21Abschließend kann es nach dem Ergebnis der von der Kammer durchgeführten Beweisaufnahme der Beklagten auch nicht angelastet werden, davon abgesehen zu haben, neben der Anlegung des Bauchgurtes und dem Hochstellen des Bettgitters eine zusätzliche Hand- oder Fußfixierung vorzunehmen.
22Hierzu hat der gerichtliche Sachverständige bei seiner mündlichen Anhörung darauf verwiesen, im Februar 2002 sei es noch nicht allgemein verbreiteter Kenntnisstand gewesen, dass nur mit der Anlegung des isolierten Bauchgurtes eine ordnungsgemäße Fixierung des Patienten nicht möglich sei. Auch - so der Sachverständige weiter - gebe es für die frühere Aufenthaltszeit von Frau C im Heim der Beklagten im Zeitraum 2000 bis Februar 2002 keine schriftlich dokumentierten „Befreiungsversuche“ oder Sturzergebnisse von Frau C, weshalb die Beklagte auch unter diesem Gesichtspunkt nicht zu besonderen Maßnahmen Anlass gehabt hätte.
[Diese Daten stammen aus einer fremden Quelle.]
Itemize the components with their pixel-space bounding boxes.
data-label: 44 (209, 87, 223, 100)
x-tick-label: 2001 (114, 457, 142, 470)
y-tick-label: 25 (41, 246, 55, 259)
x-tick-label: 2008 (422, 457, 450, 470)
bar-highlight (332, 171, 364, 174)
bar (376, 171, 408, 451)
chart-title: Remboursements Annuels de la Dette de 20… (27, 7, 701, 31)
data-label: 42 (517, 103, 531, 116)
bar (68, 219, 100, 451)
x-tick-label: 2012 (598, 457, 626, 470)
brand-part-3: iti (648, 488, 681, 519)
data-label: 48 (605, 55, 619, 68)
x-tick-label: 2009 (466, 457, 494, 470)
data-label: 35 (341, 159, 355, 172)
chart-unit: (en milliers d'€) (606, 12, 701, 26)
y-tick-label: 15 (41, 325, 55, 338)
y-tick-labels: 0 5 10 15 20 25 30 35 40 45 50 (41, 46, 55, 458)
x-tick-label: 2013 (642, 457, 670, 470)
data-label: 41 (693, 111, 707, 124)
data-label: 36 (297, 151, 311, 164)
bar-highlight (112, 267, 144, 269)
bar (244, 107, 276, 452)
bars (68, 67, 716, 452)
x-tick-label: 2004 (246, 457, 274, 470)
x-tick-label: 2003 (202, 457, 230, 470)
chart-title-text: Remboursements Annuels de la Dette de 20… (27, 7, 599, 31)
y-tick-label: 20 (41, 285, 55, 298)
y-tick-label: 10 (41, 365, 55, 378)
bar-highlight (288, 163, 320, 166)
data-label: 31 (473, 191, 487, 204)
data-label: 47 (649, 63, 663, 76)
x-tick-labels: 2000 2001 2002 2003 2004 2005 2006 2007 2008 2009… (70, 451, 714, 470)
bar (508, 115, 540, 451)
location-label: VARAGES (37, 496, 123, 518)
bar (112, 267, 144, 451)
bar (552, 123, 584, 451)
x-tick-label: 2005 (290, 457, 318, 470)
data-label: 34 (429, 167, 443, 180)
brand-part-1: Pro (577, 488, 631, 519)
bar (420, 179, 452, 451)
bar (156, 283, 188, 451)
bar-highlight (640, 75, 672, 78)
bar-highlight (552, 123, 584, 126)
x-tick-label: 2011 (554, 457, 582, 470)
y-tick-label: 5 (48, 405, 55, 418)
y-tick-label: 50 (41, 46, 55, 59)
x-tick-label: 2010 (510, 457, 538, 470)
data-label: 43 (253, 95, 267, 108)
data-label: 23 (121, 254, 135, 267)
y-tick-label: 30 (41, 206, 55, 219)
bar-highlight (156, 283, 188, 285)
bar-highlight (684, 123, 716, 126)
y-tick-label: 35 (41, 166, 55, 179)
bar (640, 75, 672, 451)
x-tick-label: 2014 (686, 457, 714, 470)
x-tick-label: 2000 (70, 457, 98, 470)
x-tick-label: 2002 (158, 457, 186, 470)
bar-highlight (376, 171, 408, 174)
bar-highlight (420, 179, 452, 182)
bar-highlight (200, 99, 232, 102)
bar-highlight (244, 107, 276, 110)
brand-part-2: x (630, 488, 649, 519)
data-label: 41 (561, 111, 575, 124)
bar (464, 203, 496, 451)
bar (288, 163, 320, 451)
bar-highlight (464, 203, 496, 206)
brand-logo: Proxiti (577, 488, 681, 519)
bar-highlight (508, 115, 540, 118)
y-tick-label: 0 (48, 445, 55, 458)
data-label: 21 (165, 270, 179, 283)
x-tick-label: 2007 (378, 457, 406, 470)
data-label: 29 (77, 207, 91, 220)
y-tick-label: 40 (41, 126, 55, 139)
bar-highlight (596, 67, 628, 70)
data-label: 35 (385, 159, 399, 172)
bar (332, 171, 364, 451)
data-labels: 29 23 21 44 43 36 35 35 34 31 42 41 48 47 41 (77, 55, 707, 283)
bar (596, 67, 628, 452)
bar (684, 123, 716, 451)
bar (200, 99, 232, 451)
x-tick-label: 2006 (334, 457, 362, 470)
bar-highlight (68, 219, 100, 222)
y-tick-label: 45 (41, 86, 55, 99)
Schließlich und vor allem aber auch sei der isolierte Bauchgurt für einen Großteil der Patienten eine ausreichend sichere Maßnahme und sei die zusätzliche Anbringung einer Hand- oder Fußfixierung aus Gründen der Menschenwürde nur auf absolute Ausnahmefälle zu beschränken und von einer entsprechenden ausdrücklichen Fixieranordnung des Vormundschaftsgerichts abhängig.
23Vor diesem Hintergrund kann es der Beklagten nicht als Sorgfaltspflichtverletzung angelastet werden, dass sie mit der Anlegung des isolierten Bauchgurtes im Falle der Patientin Frau C exakt die Sicherungsmaßnahme ausgeführt hat, welche richterlich vorgeschrieben und - so der Sachverständige weiter - im Jahr 2002 noch allgemein üblich war und auch heute noch als im Regelfall gebotene Sicherungsmaßnahme zu bewerten ist.
24Die Nebenentscheidungen haben ihre rechtliche Grundlage in den §§ 91 Abs. 1, 709 ZPO.